Дмитрий Дмитриевич долго говорил по телефону. И вообще разговор каждую минуту прерывался.
— Что у вас там со строительством комбината? Почему задерживаете? — говорил Дмитрий Дмитриевич.
И тут же звонил телефон. Георгий не успевал вставить ни слова.
Положив трубку, Дмитрий Дмитриевич перечислял Георгию факты нарушения финансовой дисциплины, невыполнения планов, и в общем все это соответствовало действительности. Нарушали, перерасходовали, изворачивались. И получали за это каждые три месяца по выговору, строго в очередь, раз — начальник, раз — главный инженер.
И Дмитрий Дмитриевич, который отлично понимал, что иначе они не могут, который сам на их месте поступал бы точно так же, должен был, по занимаемому положению, предупреждать, подписывать выговор.

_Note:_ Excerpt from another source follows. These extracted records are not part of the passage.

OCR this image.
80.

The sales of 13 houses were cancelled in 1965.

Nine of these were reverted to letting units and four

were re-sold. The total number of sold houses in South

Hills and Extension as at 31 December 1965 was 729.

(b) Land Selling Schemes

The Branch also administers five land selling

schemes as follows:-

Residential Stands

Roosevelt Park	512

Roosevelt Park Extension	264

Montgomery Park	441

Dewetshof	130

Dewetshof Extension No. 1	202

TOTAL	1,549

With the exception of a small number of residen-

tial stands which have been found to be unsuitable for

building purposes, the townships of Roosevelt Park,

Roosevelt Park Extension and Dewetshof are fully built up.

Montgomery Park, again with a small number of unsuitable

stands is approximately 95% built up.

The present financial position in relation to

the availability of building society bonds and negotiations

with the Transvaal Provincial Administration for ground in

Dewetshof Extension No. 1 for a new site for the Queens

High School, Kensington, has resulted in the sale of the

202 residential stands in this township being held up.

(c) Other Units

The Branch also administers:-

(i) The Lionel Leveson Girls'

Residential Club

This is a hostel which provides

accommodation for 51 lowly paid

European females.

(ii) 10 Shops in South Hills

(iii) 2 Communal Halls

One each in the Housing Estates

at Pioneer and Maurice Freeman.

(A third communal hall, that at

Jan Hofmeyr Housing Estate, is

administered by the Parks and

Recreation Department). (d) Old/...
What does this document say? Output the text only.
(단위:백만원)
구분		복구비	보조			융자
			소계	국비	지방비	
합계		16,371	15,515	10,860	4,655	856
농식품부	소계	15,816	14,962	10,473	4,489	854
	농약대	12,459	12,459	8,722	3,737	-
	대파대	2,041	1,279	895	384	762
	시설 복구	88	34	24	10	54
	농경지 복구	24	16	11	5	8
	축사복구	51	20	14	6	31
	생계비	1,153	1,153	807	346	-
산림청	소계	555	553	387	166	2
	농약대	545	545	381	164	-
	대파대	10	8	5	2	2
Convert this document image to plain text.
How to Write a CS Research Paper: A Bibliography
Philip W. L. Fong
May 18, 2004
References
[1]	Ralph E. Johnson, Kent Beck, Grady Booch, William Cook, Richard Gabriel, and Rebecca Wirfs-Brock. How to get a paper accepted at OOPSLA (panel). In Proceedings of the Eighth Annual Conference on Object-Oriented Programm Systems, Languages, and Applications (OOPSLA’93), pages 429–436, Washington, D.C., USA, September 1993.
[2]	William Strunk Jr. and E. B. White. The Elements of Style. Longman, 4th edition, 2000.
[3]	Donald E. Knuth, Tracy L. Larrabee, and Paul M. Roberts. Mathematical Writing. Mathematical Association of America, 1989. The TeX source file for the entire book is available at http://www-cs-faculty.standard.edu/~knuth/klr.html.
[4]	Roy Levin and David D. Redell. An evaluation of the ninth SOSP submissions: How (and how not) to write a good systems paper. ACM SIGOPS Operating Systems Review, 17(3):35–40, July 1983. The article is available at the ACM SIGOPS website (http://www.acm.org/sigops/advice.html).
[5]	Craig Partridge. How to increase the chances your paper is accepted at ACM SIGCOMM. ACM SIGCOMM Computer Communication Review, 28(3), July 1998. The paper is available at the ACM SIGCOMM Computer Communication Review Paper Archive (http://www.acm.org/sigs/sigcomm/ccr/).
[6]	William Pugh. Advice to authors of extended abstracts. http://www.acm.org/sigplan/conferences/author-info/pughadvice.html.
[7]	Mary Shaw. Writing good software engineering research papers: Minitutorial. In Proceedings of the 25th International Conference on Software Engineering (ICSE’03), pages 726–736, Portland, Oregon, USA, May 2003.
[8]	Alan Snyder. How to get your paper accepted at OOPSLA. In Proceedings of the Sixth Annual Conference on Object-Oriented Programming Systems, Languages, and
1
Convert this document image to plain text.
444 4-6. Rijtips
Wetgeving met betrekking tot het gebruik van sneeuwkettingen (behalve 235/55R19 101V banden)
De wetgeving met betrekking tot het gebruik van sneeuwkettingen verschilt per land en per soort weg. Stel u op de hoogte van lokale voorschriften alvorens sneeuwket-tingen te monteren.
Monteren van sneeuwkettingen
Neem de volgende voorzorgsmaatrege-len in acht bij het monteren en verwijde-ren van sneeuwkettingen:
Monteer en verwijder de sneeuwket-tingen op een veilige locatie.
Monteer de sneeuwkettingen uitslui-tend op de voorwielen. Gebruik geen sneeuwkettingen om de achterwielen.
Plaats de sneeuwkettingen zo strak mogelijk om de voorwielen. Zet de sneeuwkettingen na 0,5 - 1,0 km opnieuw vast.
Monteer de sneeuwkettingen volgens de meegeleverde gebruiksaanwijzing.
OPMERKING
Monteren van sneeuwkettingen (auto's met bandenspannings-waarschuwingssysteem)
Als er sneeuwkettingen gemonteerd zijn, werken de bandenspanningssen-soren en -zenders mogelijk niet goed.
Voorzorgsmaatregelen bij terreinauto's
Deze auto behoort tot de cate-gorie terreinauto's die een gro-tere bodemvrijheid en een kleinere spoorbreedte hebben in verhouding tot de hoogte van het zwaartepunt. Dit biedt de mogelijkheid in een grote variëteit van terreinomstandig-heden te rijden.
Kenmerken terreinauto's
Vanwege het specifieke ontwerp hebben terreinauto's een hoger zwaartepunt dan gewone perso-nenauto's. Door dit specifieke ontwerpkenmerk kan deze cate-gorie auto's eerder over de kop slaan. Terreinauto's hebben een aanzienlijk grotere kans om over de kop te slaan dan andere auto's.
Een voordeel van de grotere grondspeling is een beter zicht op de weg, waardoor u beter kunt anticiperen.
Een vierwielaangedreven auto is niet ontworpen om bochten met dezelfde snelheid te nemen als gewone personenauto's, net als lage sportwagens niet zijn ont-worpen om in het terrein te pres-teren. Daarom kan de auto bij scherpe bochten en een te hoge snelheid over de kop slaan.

— Вы еще многого не знаете, — вдруг сказал Георгий. Сказал так, как не положено было говорить с начальством. Ему надоело продолжать эту постылую игру. — Мы уже сегодня понимаем, что не уложимся в сроки по созданию моря. Мы перекинули оттуда рабочую силу на Гюмет. У нас трудное положение с теплоцентралью. Если нам не санкционируют расширение, мы задохнемся. Нам бывает очень трудно. И иногда только от какой-то нелепости, от недоверия, от казенщины. Давайте один раз поговорим об этом.
Зазвонил телефон. Дмитрий Дмитриевич снял трубку, сказал: «Так, так, позвони попозже» — и вызвал секретаршу:
— Пока ни с кем не соединять.
— Ну хорошо, — сказал Георгий, — я обыкновенный человек с зарядом энергии, которая должна иметь выход. Можно назвать ее творческой энергией. Она есть в каждом человеке. И мое «я» в данном случае вы должны понимать обобщающе. Так вот, я должен отдать свою энергию, иначе погибну. Дома у меня есть стол, кровать, радио, допустим, машина. Все, что надо современному человеку. Там, дома у меня, применения моим силам нет. Я отдаю энергию, силу, разум, волю своему делу, которое я выбрал в жизни и которое мое, как мои руки, ноги, кожа. В чем-то главном вы мне поверили — поручили большой участок дела. И тут же мелочным недоверием связываете по рукам и ногам. Мы не можем переставить ни одну статью расхода. Мы не можем сами распоряжаться финансами и временем. Мы скованы жесткими, обидными скобками. Вы понимаете, что это приносит только вред?